Сомневаюсь, что Екатерина понимала, кто такие эти деревенские дурочки, но по моему тону было несложно догадаться, что именно я имела в виду. Ее щеки стали заливаться румянцем, и она выпрямилась во весь свой рост. Удивительно, но при том, что она не была рослой, она вдруг оказалась выше меня. Ее темно-синие глаза смотрели прямо на меня, но я не отводила взгляда, мысленно призывая ее возразить мне.

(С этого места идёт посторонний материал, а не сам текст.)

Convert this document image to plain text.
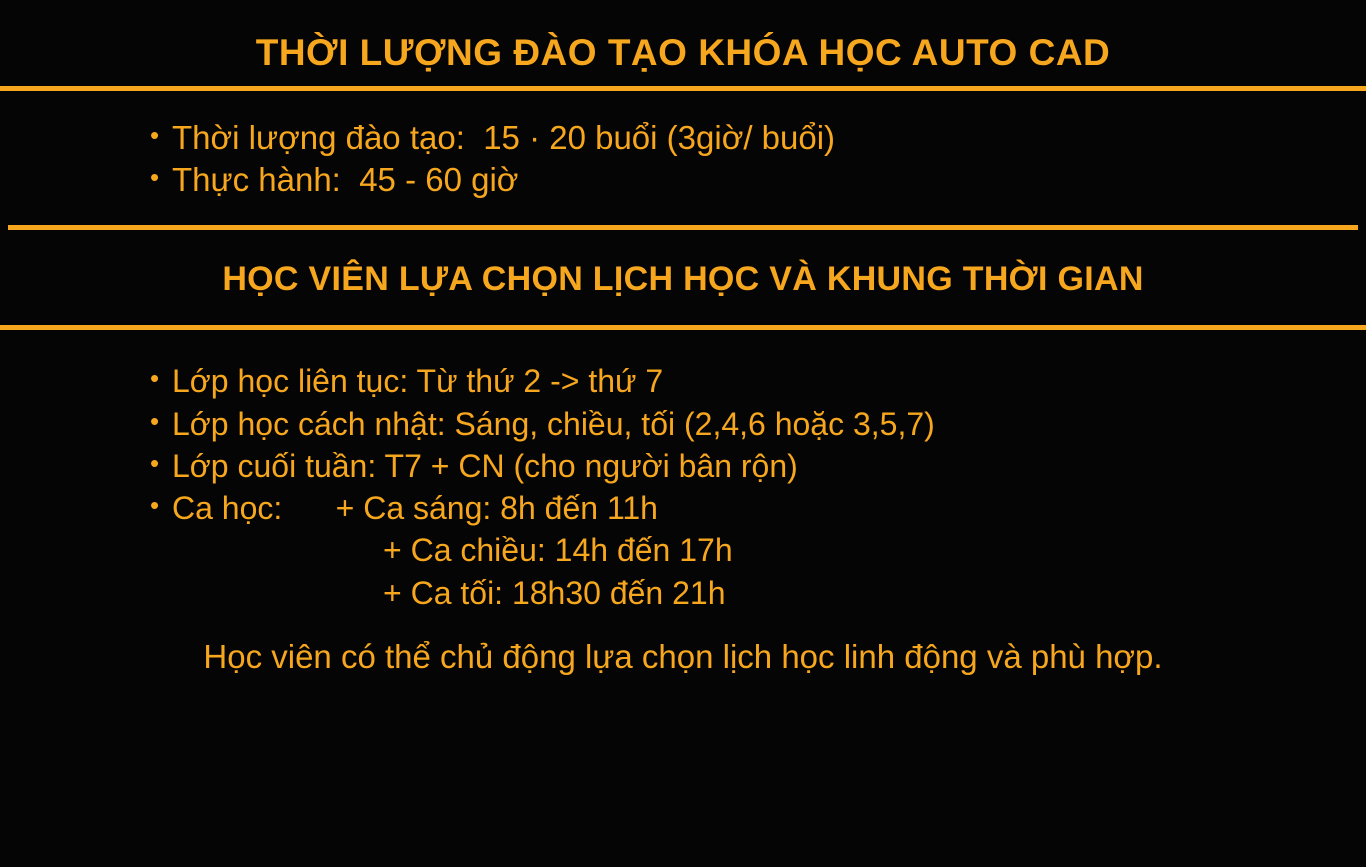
THỜI LƯỢNG ĐÀO TẠO KHÓA HỌC AUTO CAD
• Thời lượng đào tạo:  15 · 20 buổi (3giờ/ buổi)
• Thực hành:  45 - 60 giờ
HỌC VIÊN LỰA CHỌN LỊCH HỌC VÀ KHUNG THỜI GIAN
• Lớp học liên tục: Từ thứ 2 -> thứ 7
• Lớp học cách nhật: Sáng, chiều, tối (2,4,6 hoặc 3,5,7)
• Lớp cuối tuần: T7 + CN (cho người bân rộn)
• Ca học:      + Ca sáng: 8h đến 11h
+ Ca chiều: 14h đến 17h
+ Ca tối: 18h30 đến 21h
Học viên có thể chủ động lựa chọn lịch học linh động và phù hợp.
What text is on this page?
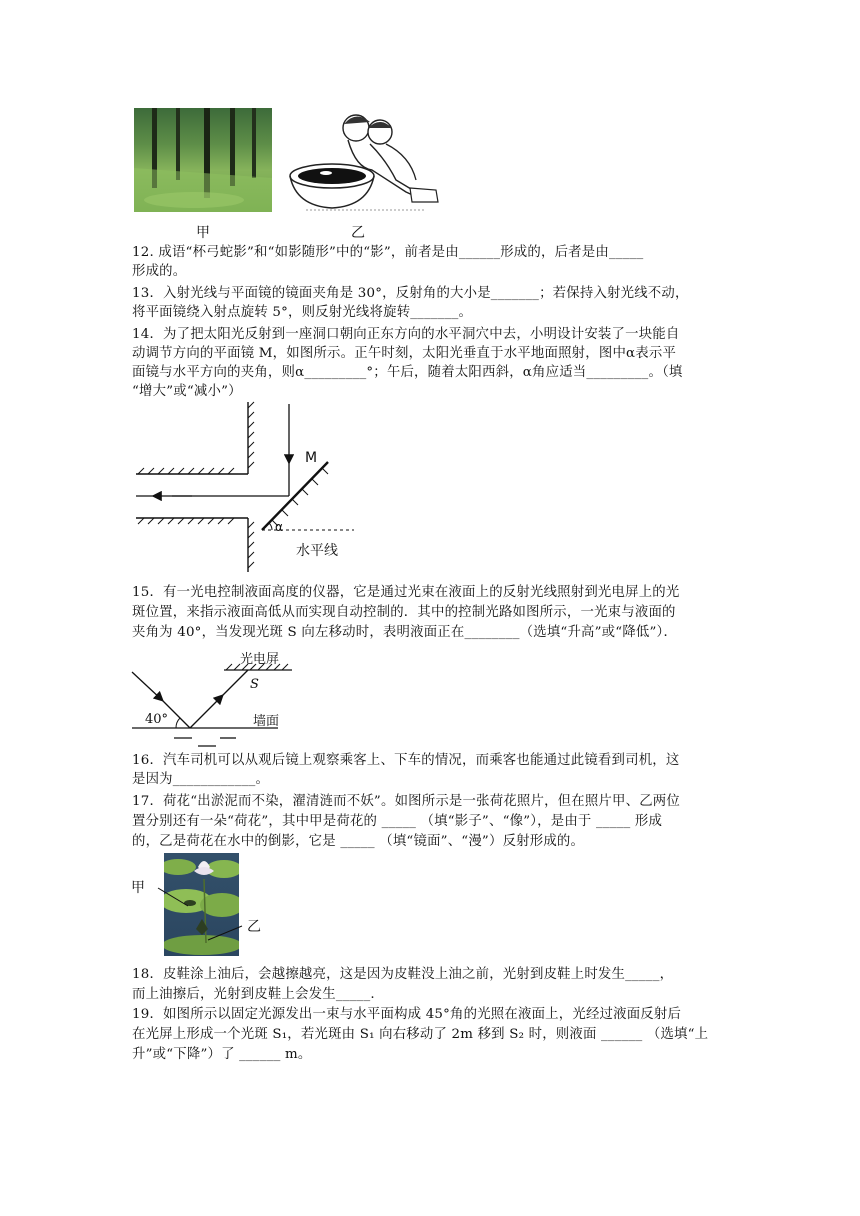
甲	乙
12. 成语“杯弓蛇影”和“如影随形”中的“影”，前者是由______形成的，后者是由_____
形成的。
13．入射光线与平面镜的镜面夹角是 30°，反射角的大小是_______；若保持入射光线不动，
将平面镜绕入射点旋转 5°，则反射光线将旋转_______。
14．为了把太阳光反射到一座洞口朝向正东方向的水平洞穴中去，小明设计安装了一块能自
动调节方向的平面镜 M，如图所示。正午时刻，太阳光垂直于水平地面照射，图中α表示平
面镜与水平方向的夹角，则α_________°；午后，随着太阳西斜，α角应适当_________。（填
“增大”或“减小”）
M
α
水平线
15．有一光电控制液面高度的仪器，它是通过光束在液面上的反射光线照射到光电屏上的光
斑位置，来指示液面高低从而实现自动控制的．其中的控制光路如图所示，一光束与液面的
夹角为 40°，当发现光斑 S 向左移动时，表明液面正在________（选填“升高”或“降低”）．
光电屏
S
40°	墙面
16．汽车司机可以从观后镜上观察乘客上、下车的情况，而乘客也能通过此镜看到司机，这
是因为____________。
17．荷花“出淤泥而不染，濯清涟而不妖”。如图所示是一张荷花照片，但在照片甲、乙两位
置分别还有一朵“荷花”，其中甲是荷花的 _____ （填“影子”、“像”），是由于 _____ 形成
的，乙是荷花在水中的倒影，它是 _____ （填“镜面”、“漫”）反射形成的。
甲
乙
18．皮鞋涂上油后，会越擦越亮，这是因为皮鞋没上油之前，光射到皮鞋上时发生_____，
而上油擦后，光射到皮鞋上会发生_____.
19．如图所示以固定光源发出一束与水平面构成 45°角的光照在液面上，光经过液面反射后
在光屏上形成一个光斑 S₁，若光斑由 S₁ 向右移动了 2m 移到 S₂ 时，则液面 ______ （选填“上
升”或“下降”）了 ______ m。
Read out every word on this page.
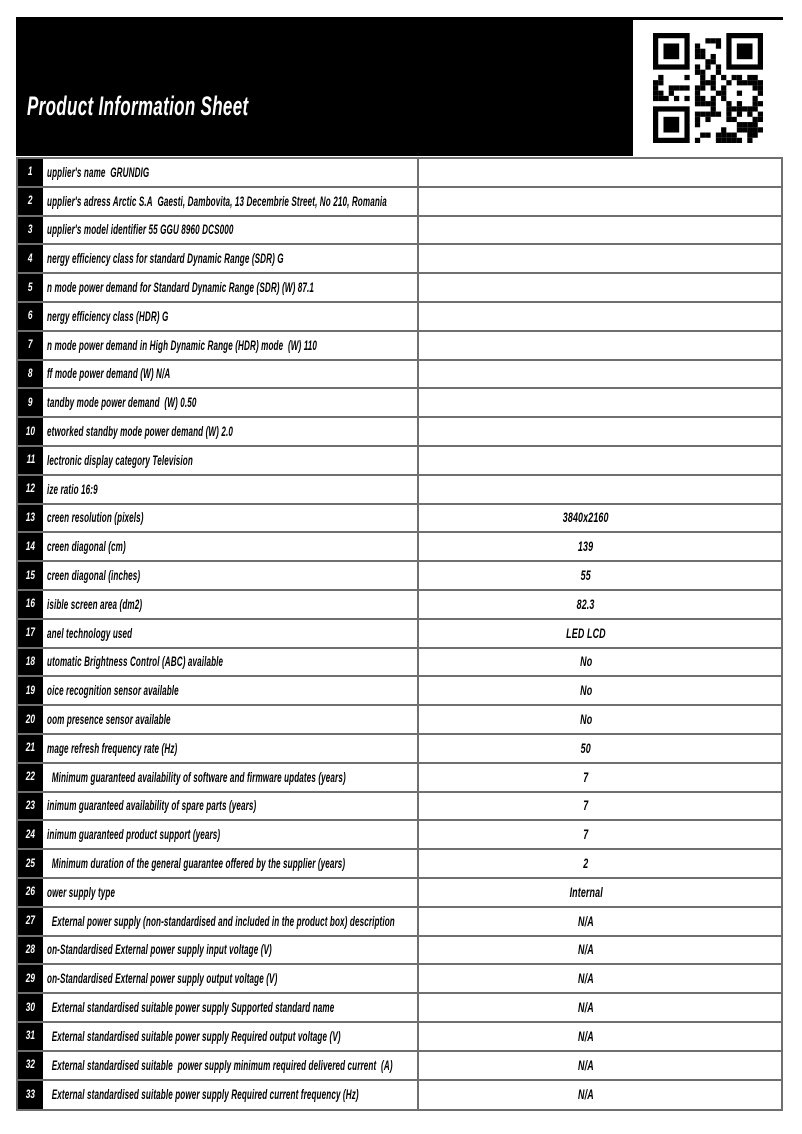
Product Information Sheet
1 upplier's name  GRUNDIG
2 upplier's adress Arctic S.A  Gaesti, Dambovita, 13 Decembrie Street, No 210, Romania
3 upplier's model identifier 55 GGU 8960 DCS000
4 nergy efficiency class for standard Dynamic Range (SDR) G
5 n mode power demand for Standard Dynamic Range (SDR) (W) 87.1
6 nergy efficiency class (HDR) G
7 n mode power demand in High Dynamic Range (HDR) mode  (W) 110
8 ff mode power demand (W) N/A
9 tandby mode power demand  (W) 0.50
10 etworked standby mode power demand (W) 2.0
11 lectronic display category Television
12 ize ratio 16:9
13 creen resolution (pixels)	3840x2160
14 creen diagonal (cm)	139
15 creen diagonal (inches)	55
16 isible screen area (dm2)	82.3
17 anel technology used	LED LCD
18 utomatic Brightness Control (ABC) available	No
19 oice recognition sensor available	No
20 oom presence sensor available	No
21 mage refresh frequency rate (Hz)	50
22 Minimum guaranteed availability of software and firmware updates (years)	7
23 inimum guaranteed availability of spare parts (years)	7
24 inimum guaranteed product support (years)	7
25 Minimum duration of the general guarantee offered by the supplier (years)	2
26 ower supply type	Internal
27 External power supply (non-standardised and included in the product box) description	N/A
28 on-Standardised External power supply input voltage (V)	N/A
29 on-Standardised External power supply output voltage (V)	N/A
30 External standardised suitable power supply Supported standard name	N/A
31 External standardised suitable power supply Required output voltage (V)	N/A
32 External standardised suitable  power supply minimum required delivered current  (A)	N/A
33 External standardised suitable power supply Required current frequency (Hz)	N/A
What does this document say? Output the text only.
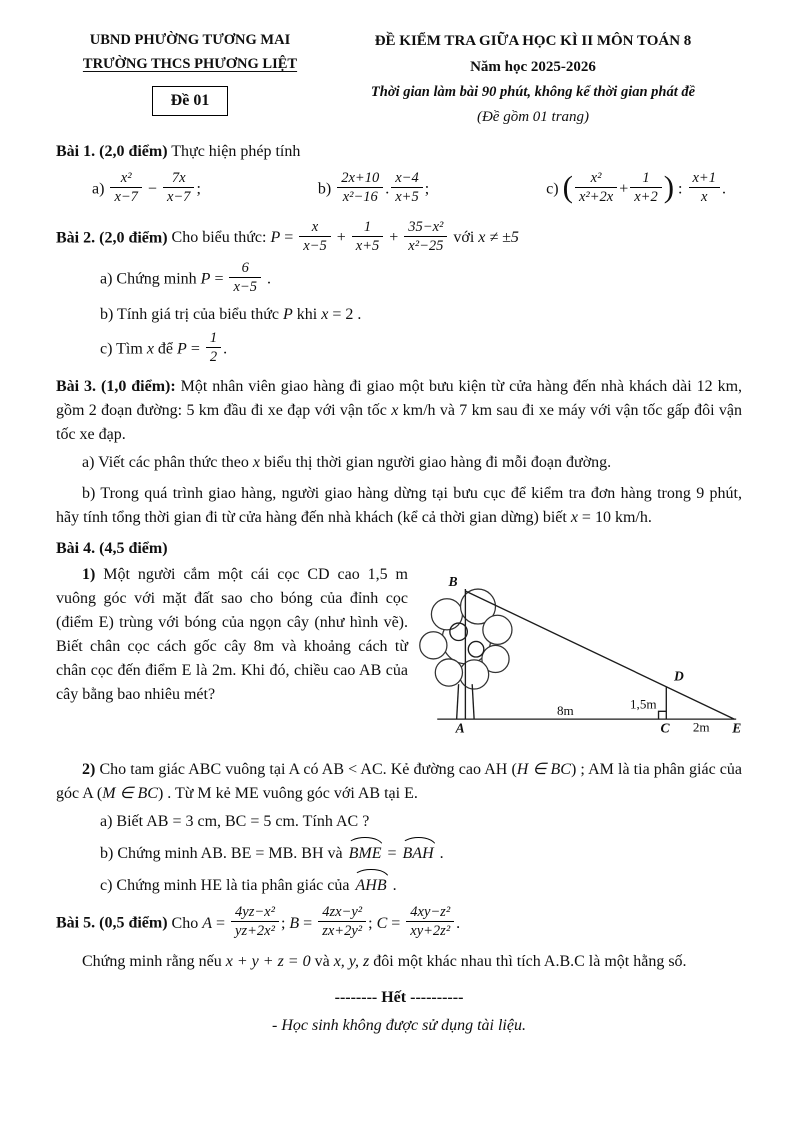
UBND PHƯỜNG TƯƠNG MAI
TRƯỜNG THCS PHƯƠNG LIỆT
Đề 01
ĐỀ KIỂM TRA GIỮA HỌC KÌ II MÔN TOÁN 8
Năm học 2025-2026
Thời gian làm bài 90 phút, không kể thời gian phát đề
(Đề gồm 01 trang)
Bài 1. (2,0 điểm) Thực hiện phép tính
$a) \frac{\text{x²}}{x-7} - \frac{7x}{x-7}$ ;	$b) \frac{2x+10}{\text{x²−16}}$ . $\frac{x-4}{x+5}$ ;	c) ( $\frac{\text{x²}}{\text{x²+2x}} + \frac{1}{x+2}$ ) : $\frac{x+1}{x}$ .
Bài 2. (2,0 điểm) Cho biểu thức: $P = \frac{x}{x-5} + \frac{1}{x+5} + \frac{\text{35−x²}}{\text{x²−25}}$ với x ≠ ±5
a) Chứng minh $P = \frac{6}{x-5}$ .
b) Tính giá trị của biểu thức P khi x = 2 .
c) Tìm x để $P = \frac{1}{2}$ .
Bài 3. (1,0 điểm): Một nhân viên giao hàng đi giao một bưu kiện từ cửa hàng đến nhà khách dài 12 km, gồm 2 đoạn đường: 5 km đầu đi xe đạp với vận tốc x km/h và 7 km sau đi xe máy với vận tốc gấp đôi vận tốc xe đạp.
a) Viết các phân thức theo x biểu thị thời gian người giao hàng đi mỗi đoạn đường.
b) Trong quá trình giao hàng, người giao hàng dừng tại bưu cục để kiểm tra đơn hàng trong 9 phút, hãy tính tổng thời gian đi từ cửa hàng đến nhà khách (kể cả thời gian dừng) biết x = 10 km/h.
Bài 4. (4,5 điểm)
1) Một người cắm một cái cọc CD cao 1,5 m vuông góc với mặt đất sao cho bóng của đỉnh cọc (điểm E) trùng với bóng của ngọn cây (như hình vẽ). Biết chân cọc cách gốc cây 8m và khoảng cách từ chân cọc đến điểm E là 2m. Khi đó, chiều cao AB của cây bằng bao nhiêu mét?
B
A	C
D
E
1,5m
8m
2m
2) Cho tam giác ABC vuông tại A có AB < AC. Kẻ đường cao AH (H ∈ BC) ; AM là tia phân giác của góc A (M ∈ BC) . Từ M kẻ ME vuông góc với AB tại E.
a) Biết AB = 3 cm, BC = 5 cm. Tính AC ?
b) Chứng minh AB. BE = MB. BH và BME = BAH .
c) Chứng minh HE là tia phân giác của AHB .
Bài 5. (0,5 điểm) Cho $A = \frac{\text{4yz−x²}}{\text{yz+2x²}}$ ; $B = \frac{\text{4zx−y²}}{\text{zx+2y²}}$ ; $C = \frac{\text{4xy−z²}}{\text{xy+2z²}}$ .
Chứng minh rằng nếu x + y + z = 0 và x, y, z đôi một khác nhau thì tích A.B.C là một hằng số.
-------- Hết ----------
- Học sinh không được sử dụng tài liệu.
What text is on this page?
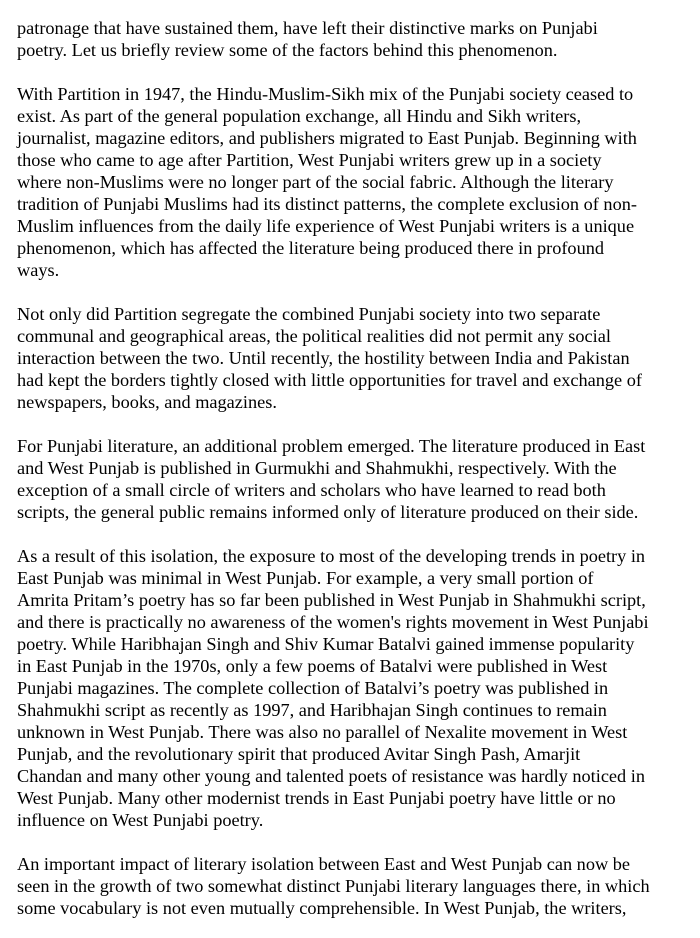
patronage that have sustained them, have left their distinctive marks on Punjabi
poetry. Let us briefly review some of the factors behind this phenomenon.

With Partition in 1947, the Hindu-Muslim-Sikh mix of the Punjabi society ceased to
exist. As part of the general population exchange, all Hindu and Sikh writers,
journalist, magazine editors, and publishers migrated to East Punjab. Beginning with
those who came to age after Partition, West Punjabi writers grew up in a society
where non-Muslims were no longer part of the social fabric. Although the literary
tradition of Punjabi Muslims had its distinct patterns, the complete exclusion of non-
Muslim influences from the daily life experience of West Punjabi writers is a unique
phenomenon, which has affected the literature being produced there in profound
ways.

Not only did Partition segregate the combined Punjabi society into two separate
communal and geographical areas, the political realities did not permit any social
interaction between the two. Until recently, the hostility between India and Pakistan
had kept the borders tightly closed with little opportunities for travel and exchange of
newspapers, books, and magazines.

For Punjabi literature, an additional problem emerged. The literature produced in East
and West Punjab is published in Gurmukhi and Shahmukhi, respectively. With the
exception of a small circle of writers and scholars who have learned to read both
scripts, the general public remains informed only of literature produced on their side.

As a result of this isolation, the exposure to most of the developing trends in poetry in
East Punjab was minimal in West Punjab. For example, a very small portion of
Amrita Pritam’s poetry has so far been published in West Punjab in Shahmukhi script,
and there is practically no awareness of the women's rights movement in West Punjabi
poetry. While Haribhajan Singh and Shiv Kumar Batalvi gained immense popularity
in East Punjab in the 1970s, only a few poems of Batalvi were published in West
Punjabi magazines. The complete collection of Batalvi’s poetry was published in
Shahmukhi script as recently as 1997, and Haribhajan Singh continues to remain
unknown in West Punjab. There was also no parallel of Nexalite movement in West
Punjab, and the revolutionary spirit that produced Avitar Singh Pash, Amarjit
Chandan and many other young and talented poets of resistance was hardly noticed in
West Punjab. Many other modernist trends in East Punjabi poetry have little or no
influence on West Punjabi poetry.

An important impact of literary isolation between East and West Punjab can now be
seen in the growth of two somewhat distinct Punjabi literary languages there, in which
some vocabulary is not even mutually comprehensible. In West Punjab, the writers,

– Я просто играла с вашей сестрой, – тихо сказала она. – Ей необходимо хоть немного радости. Артур не хотел, чтобы…
Мне невыносимо слышать это имя из уст этой пришелицы из далекой Испании, которая забрала его у нас и была рядом с ним в его последний час. Да как она смеет так просто говорить «Артур не хотел» и говорить это мне, той, которая не может выговорить это имя из-за невыносимой боли!
– Его величество не мог не хотеть, чтобы его сестра вела себя подобающе принцессе, – бросаю я, не думая о том, что в этот момент походила на бабушку более, чем когда-либо. В этот момент Мария разражается слезами и бросается к одной из нянечек. Я не обращаю на это ни малейшего внимания. – Двор пребывает в глубоком трауре, и здесь не должно быть никаких шумных игр, балов или глупых поединков. – Я окидываю Екатерину презрительным взглядом. – Вы удивили меня, вдовствующая принцесса. Я с сожалением поведаю бабушке о том, как вы забылись.
Мне кажется, что я поставила ее на место на глазах у всех присутствовавших, и, исполнившись торжеством, разворачиваюсь к выходу, когда меня останавливает ее голос.
– Нет, вы не правы, сестра. Это принц Артур просил меня играть с принцессой Марией и гулять и разговаривать с вами. Он знал, что умирает, и попросил меня утешить каждого из вас.
Я одним движением разворачиваюсь, подлетаю к ней и, схватив за руку, отвожу ее в сторону от остальных, чтобы нас больше никто не слышал.
– Он знал? А мне он ничего не передавал? – В тот момент я была уверена в том, что он послал мне прощальное слово. Артур любил меня, а я любила его. Мы были всем друг для друга. Он просто должен был оставить послание только для меня. – Что он велел передать мне? Что он сказал?
Вместо ответа она отводит глаза, и я начинаю думать, что она что-то от меня скрывает. Я не доверяю ей и прижимаю ее к себе так, словно стараюсь ее обнять.
– Мне так жаль, Маргарита, – говорит она, высвобождаясь из моей хватки. – Мне так жаль! Но он надеялся, что о нем не будут горевать, и просил меня утешить сестер.
– А ты? – не унимаюсь я. – Он велел тебе не оплакивать его?
Она опускает глаза, и теперь я точно знаю, что она что-то недоговаривает.
– У нас был приватный разговор прямо перед тем, как он умер, – только и говорит она.
– О чем? – Я знаю, что я груба с ней.
Внезапно она поднимает на меня глаза, и я вижу, что они горят страстью.
– Я дала клятву, – взрывается она. – У него была ко мне просьба, и я поклялась ее исполнить.
– Что ты пообещала?
Но она уже прикрыла глаза и снова опустила взгляд, пряча тайну. Она скрывала от меня последнюю волю моего брата.
– Non possum dicere, – отвечает она.
– Что? – Я встряхиваю ее, словно она маленькая девочка, и я уже готова отвесить ей оплеуху, чтобы добиться послушания. – Говори по-английски, глупая!
В ответ я снова натыкаюсь на мечущий искры взгляд.
– Я не могу, – говорит она. – Но будь уверена в том, что я выполняю его волю и всегда буду исполнять то, что он попросил. Я поклялась.
Ее решимость выбивает меня из колеи. Я не могу убедить ее рассказать мне все и заставить не могу.
– В любом случае тебе не стоит бегать здесь и устраивать шумные игрища, – цежу я. – Бабушке это не понравится, и наша мать нуждается в покое. Вы и так уже могли ее разбудить.
– Она беременна? – тихо спросила она. Разумеется, это ее не касалось, и матери не пришлось бы рожать еще, если бы Артур был жив. Конечно же, именно Екатерина была виновата в том, что мать измучена и вынуждена отправиться в еще одно уединение, чтобы выносить ребенка.
– Да, – напыщенно заявляю я. – Как и тебе следовало быть. Мы послали за тобой в Ладлоу повозку, чтобы тебе не пришлось ехать верхом на тот случай, если бы ты оказалась беременной. Мы позаботились о тебе, но, судя по всему, эта забота была напрасными хлопотами.